La procédure applicable à la perception de la TVA est régie par la loi fédérale sur la procédure administrative (RS 172.021) qui exclut à l'art. 2, al. 1, l'applicabilité de certaines dispositions à la procédure en matière fiscale. Or celles-ci sont déterminantes pour le déroulement d'une procédure équitable. La limitation des mesures probatoires enlève souvent au contribuable toute possibilité de contester un rappel d'impôt fixé sur la base d'une estimation. Certaines législations étrangères règlent de façon précise les droits et les obligations des inspecteurs dans le cadre des contrôles. La Suisse ne connaît pratiquement aucune règle de la sorte. Force est de constater que les faibles moyens probatoires dont dispose le contribuable face à un pouvoir de contrôle illimité de l'État reflètent une inégalité criante en matière de procédure fiscale.

Formalisme

Le droit régissant la TVA contient diverses dispositions matérielles qui assimilent les mesures probatoires à des éléments susceptibles d'être constitutifs d'infraction (p. ex. art. 37 al. 1 let. a LTVA). Ces dispositions sont à l'origine du formalisme excessif de l'administration, qui soulève de fortes critiques dans l'économie. Elles empêchent le contribuable de prouver son droit à une déduction (déduction de l'impôt préalable, exportation, etc.) par d'autres moyens que ceux prévus dans cette disposition. En modifiant ces dispositions, le législateur donnerait un signal clair à l'administration et aux tribunaux indiquant qu'il ne s'agit pas d'appliquer la loi à la lettre mais l'esprit de la loi.

Antrag des Bundesrates

Le Conseil fédéral propose d'accepter la motion.
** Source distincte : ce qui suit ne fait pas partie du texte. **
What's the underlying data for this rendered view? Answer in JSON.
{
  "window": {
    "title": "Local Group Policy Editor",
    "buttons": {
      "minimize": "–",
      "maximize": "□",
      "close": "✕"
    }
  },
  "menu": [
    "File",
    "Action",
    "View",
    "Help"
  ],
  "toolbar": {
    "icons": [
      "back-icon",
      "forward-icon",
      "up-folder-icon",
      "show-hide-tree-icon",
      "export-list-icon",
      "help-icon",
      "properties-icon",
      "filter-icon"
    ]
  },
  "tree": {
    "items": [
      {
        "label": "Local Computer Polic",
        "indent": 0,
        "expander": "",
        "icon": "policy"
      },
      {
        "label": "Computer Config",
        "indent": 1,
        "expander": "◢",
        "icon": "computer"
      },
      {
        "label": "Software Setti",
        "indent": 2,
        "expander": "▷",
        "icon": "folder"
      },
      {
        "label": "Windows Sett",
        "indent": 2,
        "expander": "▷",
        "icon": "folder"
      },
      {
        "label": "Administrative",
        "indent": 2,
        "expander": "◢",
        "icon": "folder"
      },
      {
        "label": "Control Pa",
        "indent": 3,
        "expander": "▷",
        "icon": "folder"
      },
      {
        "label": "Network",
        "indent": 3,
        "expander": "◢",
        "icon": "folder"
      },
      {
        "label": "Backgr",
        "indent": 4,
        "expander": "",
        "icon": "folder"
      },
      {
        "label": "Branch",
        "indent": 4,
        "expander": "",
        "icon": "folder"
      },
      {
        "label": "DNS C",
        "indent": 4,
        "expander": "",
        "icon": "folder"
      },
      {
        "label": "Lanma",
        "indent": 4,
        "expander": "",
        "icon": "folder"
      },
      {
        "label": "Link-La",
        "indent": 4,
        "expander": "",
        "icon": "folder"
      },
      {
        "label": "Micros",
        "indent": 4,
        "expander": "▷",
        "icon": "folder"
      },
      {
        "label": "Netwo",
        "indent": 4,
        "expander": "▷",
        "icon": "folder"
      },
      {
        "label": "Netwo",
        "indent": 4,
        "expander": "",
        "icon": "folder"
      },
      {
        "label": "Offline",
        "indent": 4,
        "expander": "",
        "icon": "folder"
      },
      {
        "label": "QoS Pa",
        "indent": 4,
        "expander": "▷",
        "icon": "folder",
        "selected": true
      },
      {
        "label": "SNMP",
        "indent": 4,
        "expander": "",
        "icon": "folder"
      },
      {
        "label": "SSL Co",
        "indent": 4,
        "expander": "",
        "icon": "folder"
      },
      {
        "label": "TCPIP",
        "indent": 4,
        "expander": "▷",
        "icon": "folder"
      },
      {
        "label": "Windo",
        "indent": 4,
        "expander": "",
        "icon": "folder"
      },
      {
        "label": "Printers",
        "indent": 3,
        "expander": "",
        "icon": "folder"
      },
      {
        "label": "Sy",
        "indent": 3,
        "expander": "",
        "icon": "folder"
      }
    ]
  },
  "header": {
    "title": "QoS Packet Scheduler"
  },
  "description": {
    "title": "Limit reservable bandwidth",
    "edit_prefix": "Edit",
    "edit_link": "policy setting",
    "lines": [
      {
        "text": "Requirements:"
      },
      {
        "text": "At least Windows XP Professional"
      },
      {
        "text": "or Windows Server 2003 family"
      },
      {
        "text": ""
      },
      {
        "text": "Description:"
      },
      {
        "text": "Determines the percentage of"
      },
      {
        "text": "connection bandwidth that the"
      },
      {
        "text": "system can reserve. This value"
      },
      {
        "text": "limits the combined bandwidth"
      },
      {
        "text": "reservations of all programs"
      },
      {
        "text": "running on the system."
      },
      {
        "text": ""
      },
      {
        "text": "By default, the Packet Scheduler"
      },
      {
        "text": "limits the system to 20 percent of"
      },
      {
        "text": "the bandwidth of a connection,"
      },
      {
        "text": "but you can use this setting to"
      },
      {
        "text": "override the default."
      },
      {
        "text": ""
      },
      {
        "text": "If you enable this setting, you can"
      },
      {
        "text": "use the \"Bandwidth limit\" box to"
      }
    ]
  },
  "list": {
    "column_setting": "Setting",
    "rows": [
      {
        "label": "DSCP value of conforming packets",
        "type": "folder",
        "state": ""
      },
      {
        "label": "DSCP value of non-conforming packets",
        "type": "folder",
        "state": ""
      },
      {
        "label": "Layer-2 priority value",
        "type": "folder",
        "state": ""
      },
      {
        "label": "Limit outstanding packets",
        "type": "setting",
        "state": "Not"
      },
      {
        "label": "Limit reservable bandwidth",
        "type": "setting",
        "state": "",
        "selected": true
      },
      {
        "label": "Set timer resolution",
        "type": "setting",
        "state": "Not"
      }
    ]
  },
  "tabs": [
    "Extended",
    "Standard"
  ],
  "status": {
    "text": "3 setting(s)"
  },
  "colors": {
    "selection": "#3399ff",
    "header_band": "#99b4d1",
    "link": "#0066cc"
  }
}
Stellungnahme des Bundesrates

Le Conseil fédéral reconnaît qu'une réforme de la TVA est nécessaire. Par décision du 26 janvier 2005, le Département fédéral des finances a été chargé d'élaborer un projet de consultation pour réviser la loi sur la TVA.

L'objectif de ces travaux est, d'une part, de simplifier les bases juridiques en vue d'obtenir une TVA optimale et, d'autre part, d'établir une pratique administrative simple et accessible au citoyen. Ainsi, la sécurité du droit sera augmentée et la procédure sera plus équitable pour le contribuable. En outre, les frais de versement de l'impôt à la charge des assujettis seront sensiblement réduits.

Actuellement, l'Administration fédérale des contributions prévoit de relever la limite du chiffre d'affaires entraînant l'assujettissement, ce qui augmentera le nombre des personnes ne devant pas établir de décompte TVA. La proposition d'étendre l'utilisation du décompte établi selon la méthode des taux de la dette fiscale nette va dans le même sens. Cette mesure contribuera, elle aussi, à réduire nettement les frais administratifs des assujettis. Une autre mesure consistera à réduire la responsabilité solidaire des assujettis qui font partie d'un groupe d'imposition TVA pour les créances fiscales des autres membres du groupe. En outre, les exigences de forme en matière de facturation doivent être simplifiées au-delà des changements de pratique introduits par l'Administration fédérale des contributions en janvier 2005.

Le Conseil fédéral propose d'accepter la motion.